Not quite; we have to make sure the state of the offline CPUs matches
that of a CPU that's been offlined. For consistency if nothing else, but
it's actually important for a point below.

> Also, AIUI this patch covers the cpu_dying -> !cpu_dying rollback case
> since balance_push gets numbed down by !cpu_dying. What about the other way
> around (hot-plug failure + rollback)? We may have allowed !pcpu tasks on the
> now-dying CPU, and we'd need to re-install the balance_push callback.

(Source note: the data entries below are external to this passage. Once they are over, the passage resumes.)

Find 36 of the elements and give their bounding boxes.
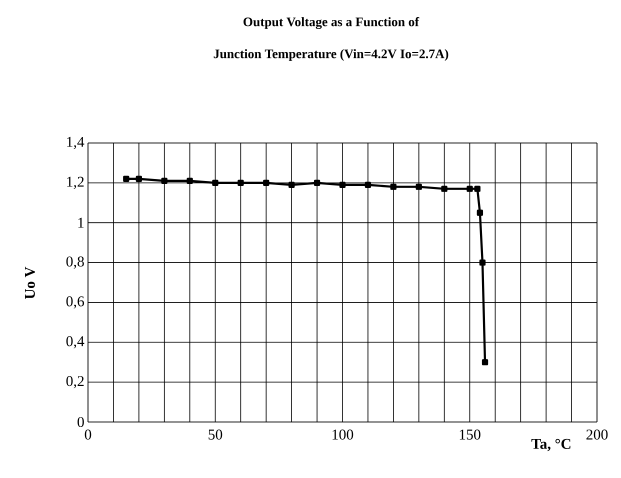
y-tick-label: 1,4 <box>67 136 84 150</box>
y-tick-label: 0,8 <box>66 256 84 269</box>
x-axis-title: Ta, °C <box>531 438 570 452</box>
y-tick-label: 0 <box>78 416 84 428</box>
y-tick-label: 0,2 <box>66 376 84 388</box>
point <box>314 180 320 186</box>
point <box>364 182 372 188</box>
point <box>482 359 488 366</box>
x-tick-label: 100 <box>332 430 354 440</box>
point <box>212 180 218 186</box>
point <box>339 182 346 188</box>
point <box>466 186 473 192</box>
x-tick-label: 150 <box>460 430 480 440</box>
point <box>474 186 480 192</box>
point <box>186 178 193 184</box>
y-tick-label: 1,2 <box>67 176 84 189</box>
point <box>288 182 295 188</box>
chart-subtitle: Junction Temperature (Vin=4.2V Io=2.7A) <box>214 49 448 61</box>
x-tick-label: 0 <box>84 430 92 440</box>
point <box>390 184 396 190</box>
y-tick-label: 0,6 <box>66 296 84 309</box>
chart-title: Output Voltage as a Function of <box>244 17 420 29</box>
point <box>123 176 130 182</box>
y-tick-label: 1 <box>78 218 84 228</box>
y-tick-label: 0,4 <box>66 336 84 348</box>
x-tick-label: 200 <box>586 430 608 440</box>
point <box>136 176 142 182</box>
x-tick-label: 50 <box>208 430 222 440</box>
point <box>238 180 244 186</box>
point <box>441 186 448 192</box>
point <box>263 180 270 186</box>
point <box>476 210 484 216</box>
point <box>479 259 486 266</box>
point <box>161 178 168 184</box>
y-axis-title: Uo V <box>25 266 35 300</box>
point <box>416 184 422 190</box>
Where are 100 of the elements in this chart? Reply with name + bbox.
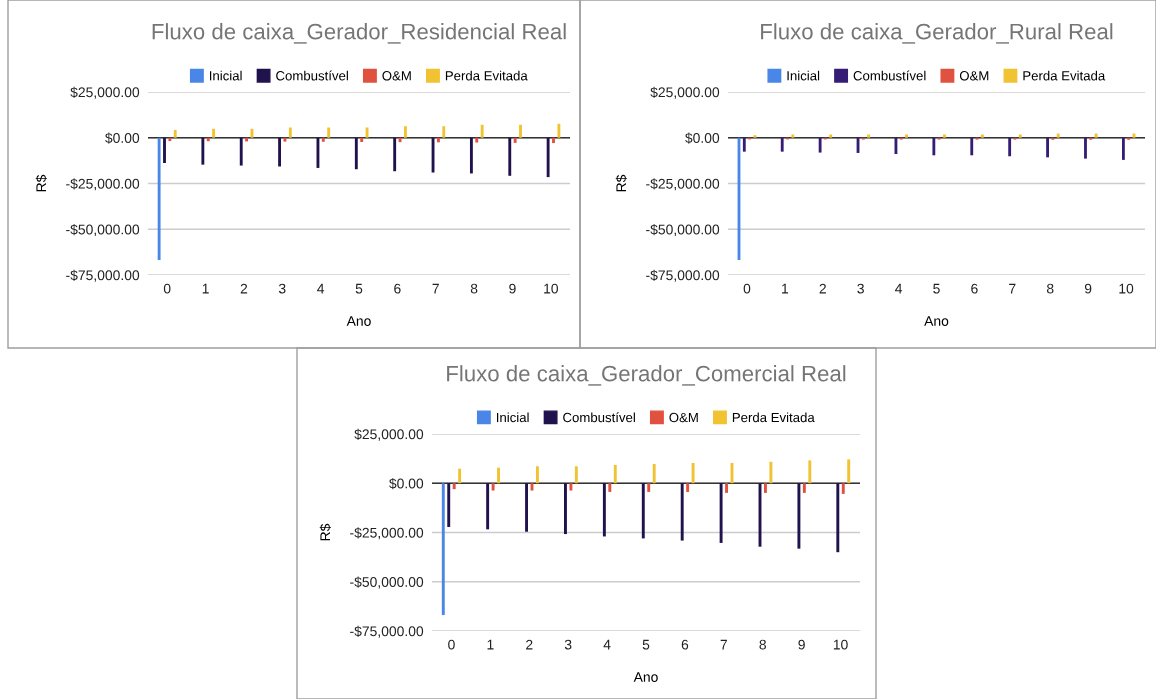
- legend-label: Inicial: [209, 70, 242, 81]
- chart-title: Fluxo de caixa_Gerador_Rural Real: [761, 23, 1113, 44]
- y-tick-label: $25,000.00: [70, 86, 140, 99]
- x-tick-label: 9: [1084, 283, 1092, 294]
- bar: [354, 137, 358, 170]
- x-tick-label: 1: [782, 283, 789, 294]
- x-tick-label: 9: [509, 283, 516, 294]
- bar: [173, 129, 177, 138]
- y-tick-label: -$25,000.00: [646, 178, 720, 191]
- legend-label: Combustível: [853, 70, 926, 81]
- x-tick-label: 0: [743, 283, 751, 294]
- bar: [393, 137, 397, 172]
- y-tick-label: -$75,000.00: [646, 269, 720, 282]
- bar: [469, 137, 473, 174]
- bar: [847, 459, 851, 484]
- legend-label: Inicial: [496, 412, 529, 423]
- bar: [206, 137, 210, 142]
- x-tick-label: 5: [642, 639, 650, 650]
- bar: [436, 137, 440, 143]
- bar: [557, 123, 561, 138]
- x-tick-label: 2: [526, 639, 533, 650]
- bar: [797, 483, 801, 549]
- x-tick-label: 4: [603, 639, 611, 650]
- legend-label: O&M: [382, 71, 411, 81]
- x-tick-label: 4: [895, 283, 903, 294]
- bar: [841, 483, 845, 494]
- x-tick-label: 1: [487, 639, 494, 650]
- chart-title: Fluxo de caixa_Gerador_Comercial Real: [447, 365, 846, 386]
- x-tick-label: 5: [355, 283, 363, 294]
- x-tick-label: 3: [564, 639, 572, 650]
- x-tick-label: 5: [933, 283, 940, 294]
- bar: [519, 124, 522, 138]
- chart-title: Fluxo de caixa_Gerador_Residencial Real: [152, 23, 566, 44]
- legend-label: Combustível: [563, 412, 635, 423]
- bar: [403, 126, 407, 138]
- y-tick-label: $25,000.00: [650, 86, 720, 99]
- bar: [569, 483, 573, 491]
- y-tick-label: $0.00: [685, 132, 720, 144]
- bar: [491, 483, 495, 491]
- bar: [239, 137, 243, 166]
- x-tick-label: 3: [857, 283, 864, 294]
- y-axis-title: R$: [319, 523, 331, 541]
- legend-label: Perda Evitada: [1023, 70, 1106, 81]
- x-tick-label: 8: [1046, 283, 1054, 294]
- bar: [641, 483, 645, 539]
- x-tick-label: 6: [681, 639, 689, 650]
- y-tick-label: $0.00: [105, 132, 140, 144]
- x-tick-label: 8: [470, 283, 478, 294]
- x-tick-label: 10: [833, 639, 848, 650]
- y-tick-label: $25,000.00: [354, 428, 424, 441]
- bar: [157, 137, 161, 260]
- x-tick-label: 7: [720, 639, 727, 650]
- bar: [836, 483, 840, 553]
- legend-label: Combustível: [276, 70, 348, 81]
- y-tick-label: -$75,000.00: [66, 269, 140, 282]
- bar: [769, 461, 773, 484]
- bar: [447, 483, 451, 527]
- x-tick-label: 7: [1009, 283, 1016, 294]
- x-tick-label: 6: [971, 283, 978, 294]
- bar: [486, 483, 490, 530]
- bar: [808, 460, 812, 484]
- bar: [613, 464, 617, 484]
- bar: [452, 483, 456, 490]
- bar: [508, 137, 512, 176]
- bar: [525, 483, 529, 532]
- y-axis-title: R$: [35, 174, 47, 192]
- legend-label: Inicial: [787, 70, 820, 81]
- x-tick-label: 0: [448, 639, 455, 650]
- bar: [535, 466, 539, 484]
- legend-label: Perda Evitada: [445, 70, 528, 81]
- legend-label: O&M: [669, 412, 698, 423]
- bar: [608, 483, 612, 492]
- y-tick-label: -$75,000.00: [350, 625, 424, 638]
- y-axis-title: R$: [615, 174, 627, 192]
- bar: [564, 483, 567, 535]
- bar: [360, 137, 364, 142]
- bar: [458, 468, 462, 484]
- bar: [327, 127, 331, 138]
- bar: [719, 483, 723, 543]
- x-axis-title: Ano: [633, 672, 658, 682]
- y-tick-label: -$25,000.00: [66, 178, 140, 191]
- x-tick-label: 7: [432, 283, 439, 294]
- x-tick-label: 4: [317, 283, 325, 294]
- bar: [201, 137, 205, 165]
- bar: [546, 137, 550, 178]
- x-axis-title: Ano: [924, 316, 949, 326]
- bar: [574, 466, 578, 484]
- bar: [321, 137, 325, 142]
- bar: [686, 483, 690, 492]
- y-tick-label: -$50,000.00: [350, 576, 424, 589]
- bar: [475, 137, 479, 143]
- bar: [763, 483, 767, 493]
- x-tick-label: 8: [759, 639, 766, 650]
- bar: [441, 483, 445, 616]
- bar: [212, 128, 216, 138]
- bar: [725, 483, 728, 493]
- bar: [480, 124, 484, 138]
- y-tick-label: -$50,000.00: [646, 224, 720, 237]
- bar: [652, 463, 656, 484]
- bar: [168, 137, 172, 142]
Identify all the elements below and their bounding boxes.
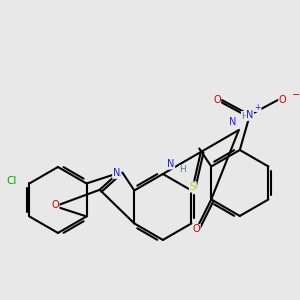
Text: Cl: Cl bbox=[6, 176, 16, 187]
Text: N: N bbox=[167, 159, 175, 169]
Text: S: S bbox=[190, 182, 196, 192]
Text: N: N bbox=[229, 117, 236, 127]
Text: +: + bbox=[255, 103, 261, 112]
Text: O: O bbox=[193, 224, 200, 234]
Text: O: O bbox=[213, 95, 220, 105]
Text: −: − bbox=[292, 90, 300, 100]
Text: H: H bbox=[242, 112, 248, 121]
Text: O: O bbox=[51, 200, 59, 210]
Text: N: N bbox=[113, 168, 120, 178]
Text: N: N bbox=[246, 110, 253, 120]
Text: O: O bbox=[279, 95, 286, 105]
Text: H: H bbox=[179, 166, 186, 175]
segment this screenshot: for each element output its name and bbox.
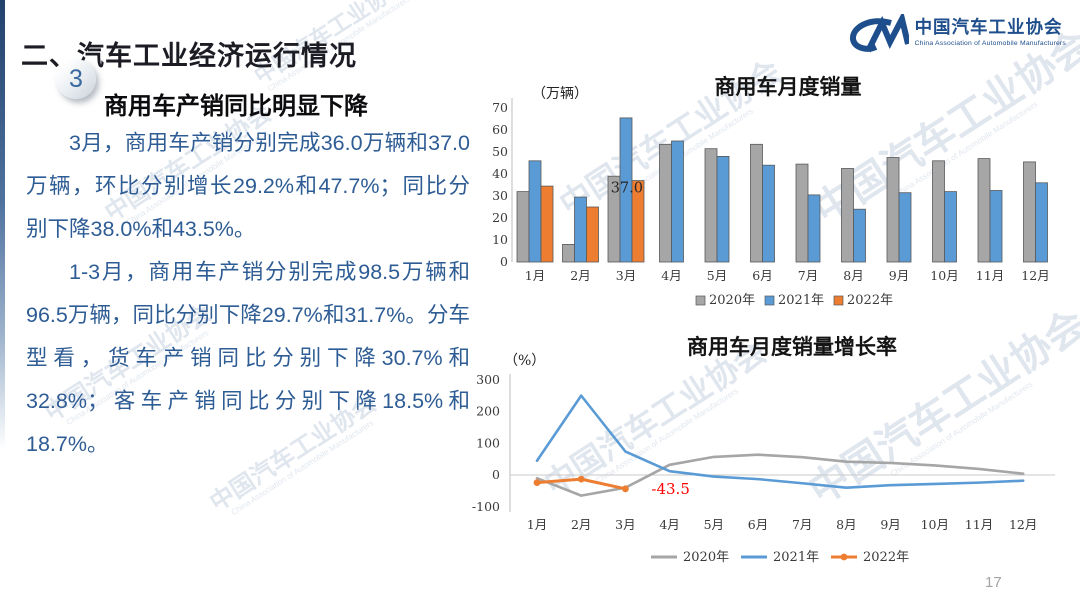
caam-logo-mark [849, 14, 909, 53]
svg-text:20: 20 [492, 210, 508, 225]
legend-2021年: 2021年 [778, 293, 824, 308]
svg-text:100: 100 [476, 435, 500, 450]
line-unit-label: （%） [504, 353, 545, 369]
svg-text:0: 0 [492, 467, 500, 482]
svg-text:30: 30 [492, 188, 508, 203]
svg-text:10月: 10月 [921, 517, 949, 532]
svg-text:8月: 8月 [843, 268, 863, 283]
line-2020年 [535, 453, 1025, 497]
svg-text:7月: 7月 [792, 517, 812, 532]
bar-2020年-1月 [516, 191, 530, 263]
svg-text:1月: 1月 [527, 517, 547, 532]
paragraph-q1: 1-3月，商用车产销分别完成98.5万辆和96.5万辆，同比分别下降29.7%和… [26, 260, 470, 456]
svg-text:9月: 9月 [880, 517, 900, 532]
svg-text:50: 50 [492, 144, 508, 159]
bar-2022年-2月 [586, 206, 599, 263]
bar-2021年-6月 [762, 164, 775, 263]
svg-text:4月: 4月 [659, 517, 679, 532]
bar-2021年-1月 [528, 160, 542, 263]
section-subtitle: 商用车产销同比明显下降 [104, 92, 368, 120]
bar-chart-title: 商用车月度销量 [715, 74, 862, 99]
chart-monthly-growth-rate: 商用车月度销量增长率 （%） 300 200 100 0 -100 1月 2月 3月 4月 5月 6月 7… [470, 332, 1070, 584]
svg-text:-100: -100 [472, 499, 500, 514]
svg-text:11月: 11月 [965, 517, 993, 532]
left-accent-bar [0, 0, 5, 450]
bar-2021年-8月 [853, 208, 866, 263]
bar-2020年-11月 [977, 158, 991, 263]
legend-2022年: 2022年 [847, 293, 893, 308]
svg-text:6月: 6月 [752, 268, 772, 283]
bar-2020年-4月 [659, 143, 672, 263]
bar-2020年-5月 [704, 148, 718, 263]
bar-unit-label: （万辆） [532, 86, 588, 102]
marker-2022年 [577, 475, 585, 483]
bar-2020年-2月 [562, 243, 575, 263]
svg-text:10月: 10月 [930, 268, 958, 283]
bar-2020年-8月 [841, 168, 854, 263]
bar-2020年-12月 [1023, 161, 1036, 263]
bar-2020年-9月 [886, 157, 900, 263]
svg-text:11月: 11月 [976, 268, 1004, 283]
logo-name-en: China Association of Automobile Manufact… [914, 40, 1066, 47]
marker-2022年 [622, 485, 629, 493]
page-number: 17 [985, 574, 1002, 591]
line-chart-canvas: 商用车月度销量增长率 （%） 300 200 100 0 -100 1月 2月 3月 4月 5月 6月 7… [472, 334, 1055, 565]
svg-text:2月: 2月 [570, 268, 590, 283]
paragraph-march: 3月，商用车产销分别完成36.0万辆和37.0万辆，环比分别增长29.2%和47… [26, 131, 470, 241]
svg-text:5月: 5月 [707, 268, 727, 283]
svg-text:300: 300 [476, 372, 500, 387]
svg-text:6月: 6月 [748, 517, 768, 532]
line-2021年 [535, 394, 1025, 489]
bar-2021年-9月 [898, 192, 912, 263]
marker-2022年 [533, 479, 541, 487]
bar-2020年-7月 [795, 163, 809, 263]
svg-text:7月: 7月 [798, 268, 818, 283]
svg-text:12月: 12月 [1009, 517, 1037, 532]
line-chart-title: 商用车月度销量增长率 [687, 334, 897, 359]
bar-2021年-5月 [716, 156, 730, 263]
caam-logo: 中国汽车工业协会 China Association of Automobile… [845, 14, 1066, 58]
svg-text:3月: 3月 [615, 517, 635, 532]
bar-2021年-12月 [1035, 182, 1048, 263]
svg-text:0: 0 [500, 254, 508, 269]
svg-text:12月: 12月 [1021, 268, 1049, 283]
bar-2021年-11月 [989, 190, 1003, 263]
svg-text:70: 70 [492, 100, 508, 115]
bar-2021年-2月 [574, 196, 587, 263]
svg-text:3月: 3月 [616, 268, 636, 283]
badge-number: 3 [69, 64, 83, 93]
bar-annotation: 37.0 [611, 181, 643, 197]
logo-name-cn: 中国汽车工业协会 [914, 17, 1063, 37]
bar-2022年-3月 [631, 180, 645, 263]
bar-2020年-10月 [932, 160, 945, 263]
bar-2021年-4月 [671, 140, 684, 263]
bar-chart-canvas: 商用车月度销量 （万辆） 0 10 20 30 40 50 60 70 1月 2月 3月 4月 5月 6月 7月… [492, 74, 1050, 308]
svg-text:5月: 5月 [704, 517, 724, 532]
legend-2022年: 2022年 [863, 550, 909, 565]
body-text: 3月，商用车产销分别完成36.0万辆和37.0万辆，环比分别增长29.2%和47… [26, 122, 470, 466]
svg-text:1月: 1月 [525, 268, 545, 283]
legend-2020年: 2020年 [709, 293, 755, 308]
svg-text:2月: 2月 [571, 517, 591, 532]
svg-text:10: 10 [492, 232, 508, 247]
svg-text:4月: 4月 [661, 268, 681, 283]
line-annotation: -43.5 [651, 480, 689, 498]
svg-text:60: 60 [492, 122, 508, 137]
section-number-badge: 3 [56, 59, 96, 99]
svg-text:200: 200 [476, 404, 500, 419]
legend-2021年: 2021年 [773, 550, 819, 565]
svg-text:8月: 8月 [836, 517, 856, 532]
bar-2022年-1月 [540, 185, 554, 263]
bar-2020年-6月 [750, 143, 763, 263]
legend-2020年: 2020年 [683, 550, 729, 565]
svg-text:40: 40 [492, 166, 508, 181]
bar-2021年-10月 [944, 191, 957, 263]
chart-monthly-sales: 商用车月度销量 （万辆） 0 10 20 30 40 50 60 70 1月 2月 3月 4月 5月 6月 7月… [480, 70, 1070, 322]
svg-text:9月: 9月 [889, 268, 909, 283]
bar-2021年-7月 [807, 194, 821, 263]
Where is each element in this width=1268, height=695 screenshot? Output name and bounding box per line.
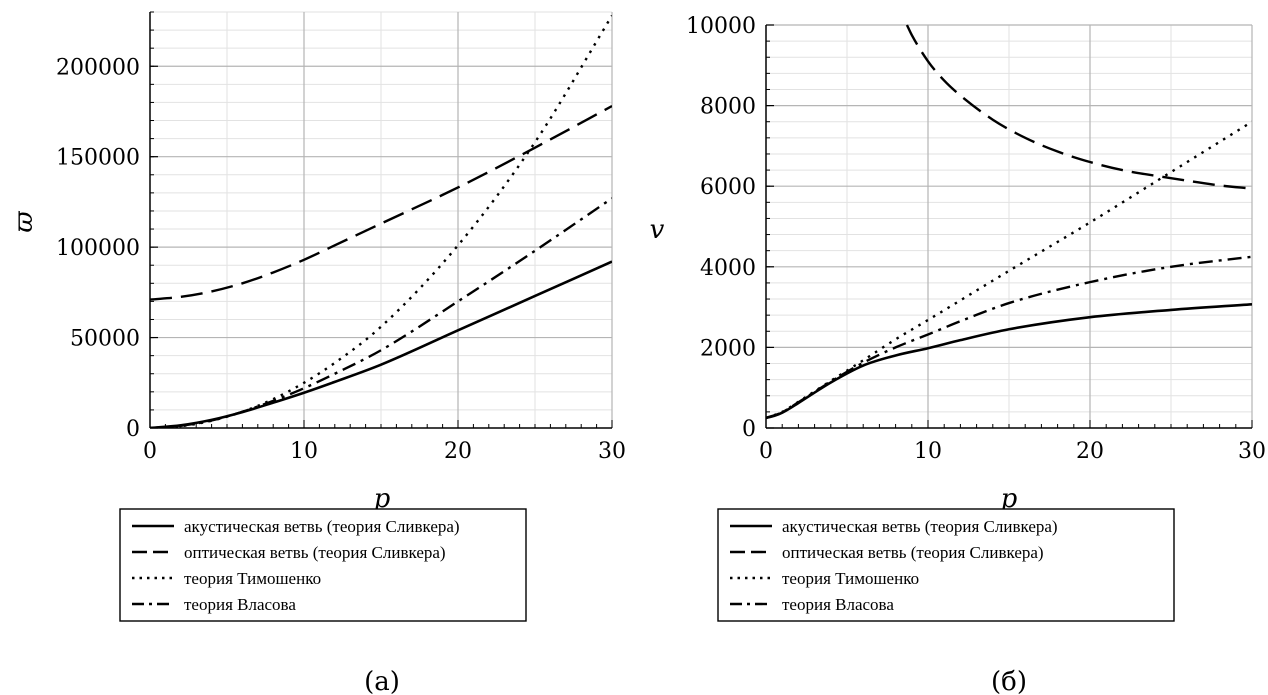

This is in fact handled. Note how the previous point initialized the
offline CPU to have the push_callback installed.

Also note how balance_push() re-instates itself unconditionally.

So the thing is, we install the push callback on deactivate() and leave
it in place until activate, it is always there, regardless what way
we're moving.

However, it is only effective whild going down, see the early exit.